By Rajiv Nair, Public Sector Governance Adviser at the Commonwealth Secretariat

If you look at Artificial Intelligence (AI) news anywhere today, people seem to be transfixed by the incredible leaps made in AI. We are trying to keep up with the developments, from ChatGPT to Gemini, then Llama to Claude and Grok, and now DeepSeek and Qwen. We look at these models and focus on their ability to reason, to understand advanced physics, and analyse images. With every iteration, they are getting better and what you see today is the worst AI will ever be.
I believe that the underlying AI models we are all grappling to understand and apply productively will serve purely as a low-margin utility in the AI Age.
Telecommunication déjà vu: Infrastructure vs. applications
Consider the telecommunications revolution. Significant investments were needed to lay out the infrastructure - telecom towers, copper and later fibre cables, undersea cables, and so on. These investments were either by state-owned enterprises or by the private sector (under a licensing framework). Yes, these organisations bill us monthly for using their services, but it’s a utility - much like electricity in our homes. Yet that infrastructure has enabled applications like Google, Amazon, Facebook, and Uber to flourish.
AI models and all the infrastructure that supports them will be uncannily similar. Why do I say that? Let’s first understand what these large language models (LLMs) actually do. Trained on almost all publicly available information on the internet, they now understand and find meaning in language, images (and thus videos), and voice inputs.

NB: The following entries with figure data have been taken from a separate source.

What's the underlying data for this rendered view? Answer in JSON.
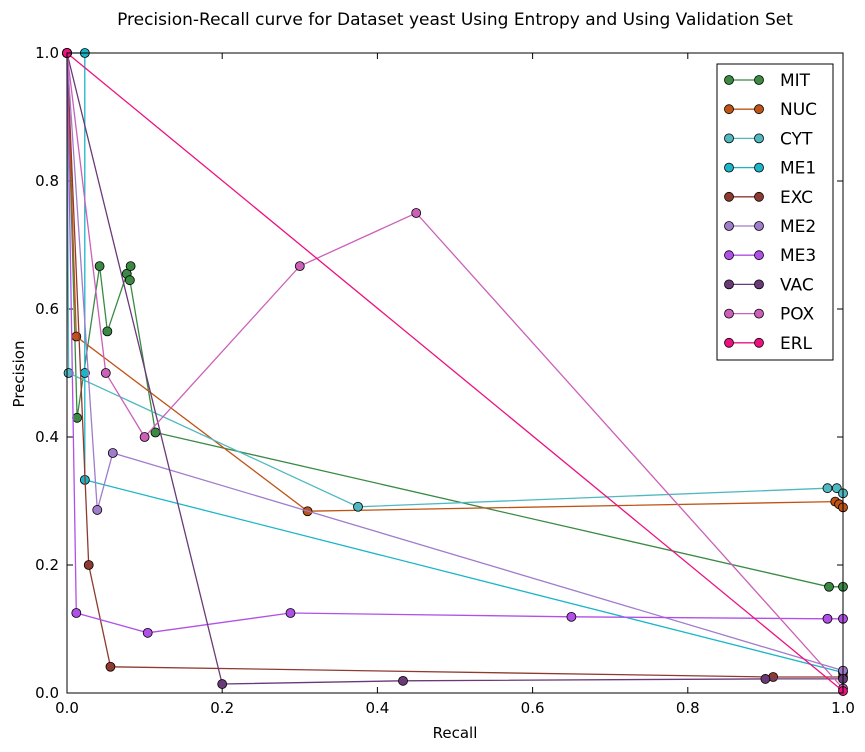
{
  "chart_data": {
    "type": "line",
    "title": "Precision-Recall curve for Dataset yeast Using Entropy and Using Validation Set",
    "xlabel": "Recall",
    "ylabel": "Precision",
    "xlim": [
      0.0,
      1.0
    ],
    "ylim": [
      0.0,
      1.0
    ],
    "xticks": [
      "0.0",
      "0.2",
      "0.4",
      "0.6",
      "0.8",
      "1.0"
    ],
    "yticks": [
      "0.0",
      "0.2",
      "0.4",
      "0.6",
      "0.8",
      "1.0"
    ],
    "grid": false,
    "legend_position": "top-right",
    "series": [
      {
        "name": "MIT",
        "color": "#3a8a44",
        "x": [
          0.0,
          0.013,
          0.042,
          0.052,
          0.077,
          0.082,
          0.081,
          0.114,
          0.982,
          1.0
        ],
        "y": [
          1.0,
          0.43,
          0.667,
          0.565,
          0.655,
          0.667,
          0.645,
          0.407,
          0.166,
          0.166
        ]
      },
      {
        "name": "NUC",
        "color": "#c05214",
        "x": [
          0.0,
          0.012,
          0.31,
          0.99,
          0.995,
          1.0
        ],
        "y": [
          1.0,
          0.557,
          0.284,
          0.299,
          0.295,
          0.29
        ]
      },
      {
        "name": "CYT",
        "color": "#4fb8c0",
        "x": [
          0.0,
          0.002,
          0.375,
          0.98,
          0.992,
          1.0
        ],
        "y": [
          1.0,
          0.5,
          0.291,
          0.32,
          0.32,
          0.312
        ]
      },
      {
        "name": "ME1",
        "color": "#1ab6c7",
        "x": [
          0.0,
          0.023,
          0.023,
          0.023,
          1.0
        ],
        "y": [
          1.0,
          1.0,
          0.5,
          0.333,
          0.032
        ]
      },
      {
        "name": "EXC",
        "color": "#8f3a30",
        "x": [
          0.0,
          0.028,
          0.056,
          0.91,
          1.0
        ],
        "y": [
          1.0,
          0.2,
          0.041,
          0.025,
          0.025
        ]
      },
      {
        "name": "ME2",
        "color": "#a07ccc",
        "x": [
          0.0,
          0.039,
          0.059,
          1.0
        ],
        "y": [
          1.0,
          0.286,
          0.375,
          0.035
        ]
      },
      {
        "name": "ME3",
        "color": "#b050e8",
        "x": [
          0.0,
          0.012,
          0.104,
          0.288,
          0.65,
          0.98,
          1.0
        ],
        "y": [
          1.0,
          0.125,
          0.094,
          0.125,
          0.119,
          0.116,
          0.116
        ]
      },
      {
        "name": "VAC",
        "color": "#6a3a78",
        "x": [
          0.0,
          0.2,
          0.433,
          0.9,
          1.0
        ],
        "y": [
          1.0,
          0.014,
          0.019,
          0.022,
          0.022
        ]
      },
      {
        "name": "POX",
        "color": "#cc60b8",
        "x": [
          0.0,
          0.05,
          0.1,
          0.3,
          0.45,
          1.0
        ],
        "y": [
          1.0,
          0.5,
          0.4,
          0.667,
          0.75,
          0.007
        ]
      },
      {
        "name": "ERL",
        "color": "#ee1080",
        "x": [
          0.0,
          1.0
        ],
        "y": [
          1.0,
          0.003
        ]
      }
    ]
  }
}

These capabilities will only keep improving. But these models don’t understand the specific problem you’re facing - nor do they create a tailored solution. That requires a layer of applications on top of these LLMs that require human intervention to design and harness the analytical and creative prowess of AI to solve real-world problems. Think back to first having the internet and then seeing the dotcoms spring up.
Why chasing infrastructure is not the answer
Building AI infrastructure is prohibitively costly for the developing world - especially at pioneering stages. However, building applications on top of existing AI infrastructure is considerably cheaper and offers added value.
What about data biases? Won’t the AI models built elsewhere be biased? Possibly, but since these models already know how to interpret language and analyse images, you can fine-tune them to your country’s nuances at a fraction of the cost it would take to build a whole new model.
What about your data sovereignty? In my view, it is a patient gamble. As DeepSeek proved, if you wait long enough, you can build your own version of the AI infrastructure at a fraction of the cost borne by the companies (and countries) at the frontier of these technologies.
For countries that see AI as an opportunity, I encourage you to focus your energies on becoming an application powerhouse. The AI infrastructure race will eventually stabilise into a commodity, but the real value will lie in how you solve local and global problems – on top of that AI pipeline.